If we are able to develop these high‐efficacy, low‐toxicity formulations, the next question is, of course, who should be taking these drugs prophylactically and when should they take them? The answer likely depends on the residual side effects and severity of the disease they are preventing, though from an ethical standpoint it is pretty clear that any use should be voluntary. If they have an exceptional safety profile and it is cost‐effective to produce them, their use could be very widespread during periods of viral outbreak. If they are expensive, but effective or have a less clear net benefit to the average person, their distribution could be more targeted to high‐risk populations. Providing effective, low‐toxicity prophylactics to healthcare workers might be the most direct benefit to society. The value of healthcare workers in the face of a pandemic is well‐appreciated by most, but we must do a better job of providing them with safe working conditions than we have during the current COVID‐19 pandemic. These workers disproportionately interact with infected individuals, which increases their chance of contracting the disease. They also interact closely (and physically) with many people, which both increases their risk of contracting the disease and spreading it to others. Further, their frequent interaction with other healthcare workers creates the potential for a transmission nexus. Lastly, they also disproportionately interact with individuals likely to experience the worst COVID‐19 outcomes, such as immunocompromised patients and patients with other comorbidities. If we can augment the protection provided by PPE using pharmaceutical interventions, we may be able to stymie the spread of the disease and maintain a healthcare workforce operating at full capacity when they are most needed.
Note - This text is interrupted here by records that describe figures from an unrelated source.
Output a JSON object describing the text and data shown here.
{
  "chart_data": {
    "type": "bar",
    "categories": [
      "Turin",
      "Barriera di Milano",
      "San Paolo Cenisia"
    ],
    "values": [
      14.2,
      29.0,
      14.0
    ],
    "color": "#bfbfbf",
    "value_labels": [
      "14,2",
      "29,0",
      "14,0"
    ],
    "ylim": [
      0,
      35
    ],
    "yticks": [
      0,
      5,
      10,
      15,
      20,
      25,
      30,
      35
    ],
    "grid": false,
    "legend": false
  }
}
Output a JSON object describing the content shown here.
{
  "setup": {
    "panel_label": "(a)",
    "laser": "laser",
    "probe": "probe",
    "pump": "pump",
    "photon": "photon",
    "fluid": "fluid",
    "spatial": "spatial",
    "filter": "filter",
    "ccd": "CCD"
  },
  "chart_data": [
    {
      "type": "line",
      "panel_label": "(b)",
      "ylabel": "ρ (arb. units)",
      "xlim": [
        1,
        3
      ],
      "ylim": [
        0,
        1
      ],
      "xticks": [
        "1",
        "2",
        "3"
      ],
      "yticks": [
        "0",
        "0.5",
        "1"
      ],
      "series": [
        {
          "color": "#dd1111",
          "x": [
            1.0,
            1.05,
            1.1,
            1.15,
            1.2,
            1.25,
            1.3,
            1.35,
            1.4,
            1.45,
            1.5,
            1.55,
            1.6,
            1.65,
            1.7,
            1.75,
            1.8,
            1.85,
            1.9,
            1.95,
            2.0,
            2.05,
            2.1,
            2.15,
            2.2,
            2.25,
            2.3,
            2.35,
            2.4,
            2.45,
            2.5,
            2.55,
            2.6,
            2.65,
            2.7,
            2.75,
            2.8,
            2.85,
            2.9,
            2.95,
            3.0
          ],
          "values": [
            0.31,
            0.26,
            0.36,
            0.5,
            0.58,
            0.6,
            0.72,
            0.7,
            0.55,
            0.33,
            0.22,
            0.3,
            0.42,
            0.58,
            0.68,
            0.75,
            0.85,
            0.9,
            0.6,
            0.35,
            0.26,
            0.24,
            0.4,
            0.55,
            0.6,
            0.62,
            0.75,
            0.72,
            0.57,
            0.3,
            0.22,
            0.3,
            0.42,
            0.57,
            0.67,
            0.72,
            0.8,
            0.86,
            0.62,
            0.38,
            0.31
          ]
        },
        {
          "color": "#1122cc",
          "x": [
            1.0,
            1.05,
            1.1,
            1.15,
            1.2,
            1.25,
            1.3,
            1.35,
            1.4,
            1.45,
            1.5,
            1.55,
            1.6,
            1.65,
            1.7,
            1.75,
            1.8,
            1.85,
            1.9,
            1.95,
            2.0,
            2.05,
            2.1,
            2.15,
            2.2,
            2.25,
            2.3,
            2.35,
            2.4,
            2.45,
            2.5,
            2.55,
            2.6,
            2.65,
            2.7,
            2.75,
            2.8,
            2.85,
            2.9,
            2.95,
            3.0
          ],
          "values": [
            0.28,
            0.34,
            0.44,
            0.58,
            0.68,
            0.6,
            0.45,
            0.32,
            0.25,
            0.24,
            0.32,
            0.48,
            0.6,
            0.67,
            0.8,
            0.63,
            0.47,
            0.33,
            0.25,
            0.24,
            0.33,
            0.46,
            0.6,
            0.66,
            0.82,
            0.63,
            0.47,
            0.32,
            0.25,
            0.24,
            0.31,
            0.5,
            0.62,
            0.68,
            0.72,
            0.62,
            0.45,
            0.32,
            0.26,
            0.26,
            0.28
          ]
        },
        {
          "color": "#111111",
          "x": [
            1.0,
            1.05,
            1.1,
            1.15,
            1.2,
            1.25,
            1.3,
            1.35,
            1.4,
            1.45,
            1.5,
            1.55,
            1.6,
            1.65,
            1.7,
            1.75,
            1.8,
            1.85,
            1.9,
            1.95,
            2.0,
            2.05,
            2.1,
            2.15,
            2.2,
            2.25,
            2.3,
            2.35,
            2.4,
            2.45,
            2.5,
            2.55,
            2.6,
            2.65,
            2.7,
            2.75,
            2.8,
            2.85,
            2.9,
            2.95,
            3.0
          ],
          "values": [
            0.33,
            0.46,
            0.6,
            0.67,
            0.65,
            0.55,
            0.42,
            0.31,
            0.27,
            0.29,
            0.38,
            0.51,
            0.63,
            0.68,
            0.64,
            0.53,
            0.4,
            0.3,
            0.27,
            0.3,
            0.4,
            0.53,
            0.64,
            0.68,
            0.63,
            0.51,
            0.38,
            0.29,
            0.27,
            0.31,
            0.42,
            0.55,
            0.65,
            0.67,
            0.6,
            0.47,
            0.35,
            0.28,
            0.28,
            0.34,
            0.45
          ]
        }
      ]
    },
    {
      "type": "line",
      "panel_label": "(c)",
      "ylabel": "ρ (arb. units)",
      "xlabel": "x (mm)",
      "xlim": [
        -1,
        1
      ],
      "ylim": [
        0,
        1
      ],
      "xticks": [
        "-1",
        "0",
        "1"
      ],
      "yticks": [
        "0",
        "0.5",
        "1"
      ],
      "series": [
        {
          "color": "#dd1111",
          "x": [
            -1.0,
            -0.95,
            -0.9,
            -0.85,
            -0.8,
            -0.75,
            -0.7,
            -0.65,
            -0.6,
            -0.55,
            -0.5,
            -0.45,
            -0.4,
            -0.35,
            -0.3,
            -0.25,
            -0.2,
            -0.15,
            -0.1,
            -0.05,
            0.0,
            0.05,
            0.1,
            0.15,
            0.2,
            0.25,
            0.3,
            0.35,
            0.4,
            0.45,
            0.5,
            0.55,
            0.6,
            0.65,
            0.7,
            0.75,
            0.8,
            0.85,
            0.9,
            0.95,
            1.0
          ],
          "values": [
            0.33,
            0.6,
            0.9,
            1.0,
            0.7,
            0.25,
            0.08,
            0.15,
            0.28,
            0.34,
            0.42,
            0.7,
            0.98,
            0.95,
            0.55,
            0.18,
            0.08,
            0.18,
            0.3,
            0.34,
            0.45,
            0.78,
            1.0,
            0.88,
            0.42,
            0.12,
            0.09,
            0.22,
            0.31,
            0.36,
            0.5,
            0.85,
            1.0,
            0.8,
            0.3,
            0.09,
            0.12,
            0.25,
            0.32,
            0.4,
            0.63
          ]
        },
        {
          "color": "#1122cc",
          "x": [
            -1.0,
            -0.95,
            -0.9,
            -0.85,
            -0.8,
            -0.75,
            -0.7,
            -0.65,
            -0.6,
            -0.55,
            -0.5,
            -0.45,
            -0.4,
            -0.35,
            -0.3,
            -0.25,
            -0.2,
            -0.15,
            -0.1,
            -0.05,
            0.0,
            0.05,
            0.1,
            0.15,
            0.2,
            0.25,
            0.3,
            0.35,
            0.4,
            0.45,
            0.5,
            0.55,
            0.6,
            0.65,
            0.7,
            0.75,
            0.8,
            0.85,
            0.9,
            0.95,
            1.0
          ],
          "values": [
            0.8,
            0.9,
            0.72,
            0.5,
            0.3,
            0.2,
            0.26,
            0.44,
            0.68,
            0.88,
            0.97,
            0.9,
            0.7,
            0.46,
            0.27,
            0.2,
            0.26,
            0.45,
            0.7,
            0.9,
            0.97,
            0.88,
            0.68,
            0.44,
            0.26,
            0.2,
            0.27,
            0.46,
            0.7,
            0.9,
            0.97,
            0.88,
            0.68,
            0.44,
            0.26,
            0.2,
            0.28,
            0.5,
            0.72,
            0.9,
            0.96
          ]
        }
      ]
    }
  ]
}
Even though deaths and infections appear to be approaching their apex in some areas thanks to increased awareness and social distancing, we are likely still in the early stages of life with COVID‐19. The worst wave of infections has still yet to hit many cities and countries, so it is too soon to estimate when we can resume normal societal operations, though some studies have painted a bleak outlook. With the work of tens of thousands of dedicated scientists, healthcare providers, and front line workers and some luck, our vaccine development efforts will pay dividends in short order and render the production of safer COVID‐19 treatments and prophylactics temporarily obsolete. However, if first‐generation vaccines prove ineffective or the SARS‐CoV‐2 virus mutates at a rate that prevents long‐lived immunity, drug formulations could help sooner than later. Regardless of the readiness of these formulations for the current COVID‐19 pandemic, we have now seen the havoc that a Disease X can wreak on our society and would be wise to develop both technology and social measures to mitigate the impact of the next Disease X. In some ways, we are fortunate that this virus is related to previous viral pathogens (MERS‐CoV and SARS‐CoV), which enabled us to have some basic understanding of this new virus as well as some tools ready in advance of its arrival.23, 70, 71 In other ways, such as SARS‐CoV‐2's propensity to remain asymptomatic, yet transmissible early in an infection, we were not. There are few certainties about what the next Disease X will look like; therefore, establishing broad‐spectrum pharmaceutical formulations to treat, or better yet prevent, infections may offer a key tool in future fights against novel viral pathogens.

CONFLICT OF INTEREST

The author has no conflicts of interest to declare.